The LA Times announces the Board members of the L.A. Unified School
District met Tuesday afternoon to discuss proposed budgetary cuts that
call for, among other things, a dramatic reduction in arts education
programs in elementary schools. While no decisions regarding the cuts
were made, board members took the opportunity to speak with local arts
educators about possible scenarios and ways to mitigate the impact of
the proposed reductions.
Faced with a nearly $470-million shortfall in the 2010-11 school year, the LAUSD published in December a series of proposed budget cuts, which include eliminating half of the district’s arts specialists who teach a specific cultural subject, such as music or dance, in elementary schools.
The move would result in an estimated savings of $14.9 million for the 2010-11 year. The proposal recommends eliminating the remaining arts specialists in the following school year, resulting in savings of another $14.9 million.

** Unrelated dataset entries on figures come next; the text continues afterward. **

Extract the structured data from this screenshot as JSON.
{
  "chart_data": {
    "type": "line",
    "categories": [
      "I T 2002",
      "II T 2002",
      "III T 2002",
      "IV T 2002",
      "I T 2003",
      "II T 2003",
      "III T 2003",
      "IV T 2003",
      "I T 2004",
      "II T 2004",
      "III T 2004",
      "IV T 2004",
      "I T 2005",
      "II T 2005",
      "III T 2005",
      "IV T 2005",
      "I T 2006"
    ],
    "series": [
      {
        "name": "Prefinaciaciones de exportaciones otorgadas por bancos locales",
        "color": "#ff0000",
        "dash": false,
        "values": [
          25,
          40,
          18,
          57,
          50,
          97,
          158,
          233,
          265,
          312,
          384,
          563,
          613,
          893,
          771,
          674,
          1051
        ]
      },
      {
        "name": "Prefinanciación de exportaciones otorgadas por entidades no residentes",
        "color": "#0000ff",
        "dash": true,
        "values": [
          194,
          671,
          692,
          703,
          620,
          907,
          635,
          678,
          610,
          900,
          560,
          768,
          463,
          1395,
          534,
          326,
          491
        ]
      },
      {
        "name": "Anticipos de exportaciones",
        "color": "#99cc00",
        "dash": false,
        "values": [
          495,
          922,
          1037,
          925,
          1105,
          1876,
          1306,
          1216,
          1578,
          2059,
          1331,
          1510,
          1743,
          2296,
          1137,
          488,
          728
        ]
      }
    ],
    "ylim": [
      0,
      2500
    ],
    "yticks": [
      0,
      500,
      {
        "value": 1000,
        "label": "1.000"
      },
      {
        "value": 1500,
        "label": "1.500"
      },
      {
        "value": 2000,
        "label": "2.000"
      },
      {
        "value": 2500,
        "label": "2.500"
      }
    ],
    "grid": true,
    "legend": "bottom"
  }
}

During Tuesday’s meeting, board members voiced their general support for arts education but did not get into specifics about the cuts.
Marguerite LaMotte, an LAUSD board member, questioned Robin Lithgow, the district’s elementary arts coordinator, about what schools will do if the reductions go into effect.
“Our first priority with whatever resources we have is to keep structures in place,” said Lithgow. She said that if arts faculty is cut by half, then she will have to double the number of students in each of the instructional clusters.
“Students will be getting that much less individual attention from an arts instructor,” she said.
Steven Zimmer, another LAUSD board member, suggested that corporations in the arts and entertainment fields should take a more active role to support arts education. “There needs to be a partnership here. I think we need to ask for responsibility from both ends — from the individual artists and the corporations,” he said.
To help raise awareness of the impending budget cuts, the district is launching a series of TV public service announcements featuring prominent actors, including John Lithgow, who is the brother of Robin Lithgow. The PSAs will also feature actors George Lopez and Edward James Olmos and mezzo-soprano Suzanna Guzmán, who gave testimony during the meeting.
Board members also discussed the possibility of making arts education one of the school district’s core teaching areas.
Eleven years ago, LAUSD launched a multi-year plan to restore arts education throughout its schools following drastic cuts. The program came to be regarded as one of the most successful in the nation. But the plan has since fallen victim to statewide budgetary reductions.
Danielle Brazell, who heads Arts for L.A., a local advocacy group, said the board is likely to hold more meetings on the subject in the next few months. A decision on the proposed cuts is likely to come in the late spring, before the start of the 2010-11 school year.
“We know that arts education is going to have to take a hit. We just don’t want it to be disproportionate,” said Brazell.